In the aftermath of the killing of a popular police officer, it’s only human nature to want someone to pay, and pay quickly. Sometimes, real life doesn’t work that way and there are good reasons it doesn’t.

Ryan Larson was released from jail today after prosecutors said they don’t have enough evidence to charge him in the shooting death of Cold Spring police officer Tom Decker last week.

If ever there was a compelling reason for news organizations to abide by their occasional policy of not naming suspects until a person is actually charged with a crime, this case may be it. But they didn’t and, already, social media is following a sadly predictable path.
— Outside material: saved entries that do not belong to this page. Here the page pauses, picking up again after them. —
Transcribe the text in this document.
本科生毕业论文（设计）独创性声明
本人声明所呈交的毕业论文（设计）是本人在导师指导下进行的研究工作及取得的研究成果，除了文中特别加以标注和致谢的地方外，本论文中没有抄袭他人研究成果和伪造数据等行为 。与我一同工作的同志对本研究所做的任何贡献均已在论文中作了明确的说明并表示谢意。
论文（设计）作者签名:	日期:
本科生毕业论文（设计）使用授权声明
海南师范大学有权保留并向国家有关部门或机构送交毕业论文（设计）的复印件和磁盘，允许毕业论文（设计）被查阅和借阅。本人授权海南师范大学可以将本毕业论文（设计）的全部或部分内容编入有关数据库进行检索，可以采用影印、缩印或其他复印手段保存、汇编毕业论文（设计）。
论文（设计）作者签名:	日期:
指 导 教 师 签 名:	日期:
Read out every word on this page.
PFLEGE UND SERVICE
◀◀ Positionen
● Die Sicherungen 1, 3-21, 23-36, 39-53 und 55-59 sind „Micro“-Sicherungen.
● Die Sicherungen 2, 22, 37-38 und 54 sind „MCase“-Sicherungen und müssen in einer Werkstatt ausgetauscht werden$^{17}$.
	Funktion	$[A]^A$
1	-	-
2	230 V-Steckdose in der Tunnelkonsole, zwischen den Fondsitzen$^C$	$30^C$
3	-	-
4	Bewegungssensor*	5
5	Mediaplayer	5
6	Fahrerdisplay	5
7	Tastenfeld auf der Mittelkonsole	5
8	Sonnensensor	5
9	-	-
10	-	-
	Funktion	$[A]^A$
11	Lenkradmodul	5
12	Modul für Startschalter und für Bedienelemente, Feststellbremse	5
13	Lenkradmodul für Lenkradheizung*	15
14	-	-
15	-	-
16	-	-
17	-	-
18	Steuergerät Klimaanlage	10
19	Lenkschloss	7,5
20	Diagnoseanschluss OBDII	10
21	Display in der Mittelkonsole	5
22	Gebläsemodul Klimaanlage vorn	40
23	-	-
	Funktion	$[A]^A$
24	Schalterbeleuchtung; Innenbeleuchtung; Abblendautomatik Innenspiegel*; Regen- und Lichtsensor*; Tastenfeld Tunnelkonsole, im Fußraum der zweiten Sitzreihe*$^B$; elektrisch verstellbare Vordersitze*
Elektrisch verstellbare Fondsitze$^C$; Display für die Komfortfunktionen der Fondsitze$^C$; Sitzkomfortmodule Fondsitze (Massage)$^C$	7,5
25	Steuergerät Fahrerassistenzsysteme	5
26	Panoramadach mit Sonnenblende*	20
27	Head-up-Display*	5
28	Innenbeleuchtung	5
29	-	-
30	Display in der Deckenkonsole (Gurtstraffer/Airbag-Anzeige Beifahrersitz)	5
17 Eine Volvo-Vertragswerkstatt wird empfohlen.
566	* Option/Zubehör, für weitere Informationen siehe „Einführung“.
“They better get him. They can’t let him get away with this,” one reader of WCCO’s Jason DeRusha commented on his Facebook page.

“He might want to fear for his life,” another said.

“That’s just not right!!” said a third.

Releasing Larson doesn’t mean he didn’t do it. It doesn’t mean he did do it. It means the justice system works.

What happens when it doesn’t?

Terry Harrington and Curtis McGhee think they know. The two served 25 years in prison for the 1977 murder of an Iowa police officer. The Iowa Supreme Court freed the pair in 2003 after it found prosecutors concealed reports about another man seen near the crime scene with a shotgun, and two key witnesses recanted their testimony. They said cops pressured them into implicating Harrington and McGee.

The two are seeking compensation now.

A year ago in Georgia, seven of the nine non-police witnesses recanted their original testimony that Troy Davis killed a police officer. A group of experts, including one from Minnesota, testified that the evidence presented in the case may have led to the wrong man being charged.

Georgia executed him anyway.

“We’re in the business of making sure that we convict guilty people and, at the same time, exonerate innocent folks,” Bureau of Criminal Apprehension Assistant Superintendent Drew Evans tells the Star Tribune.

We live in a TV-crime-drama world. Over the course of an hour, we expect crimes to be solved. But real life is more complicated and sometimes it takes time to make sure that justice is done.

And sometimes we just have to accept that it’s time well spent.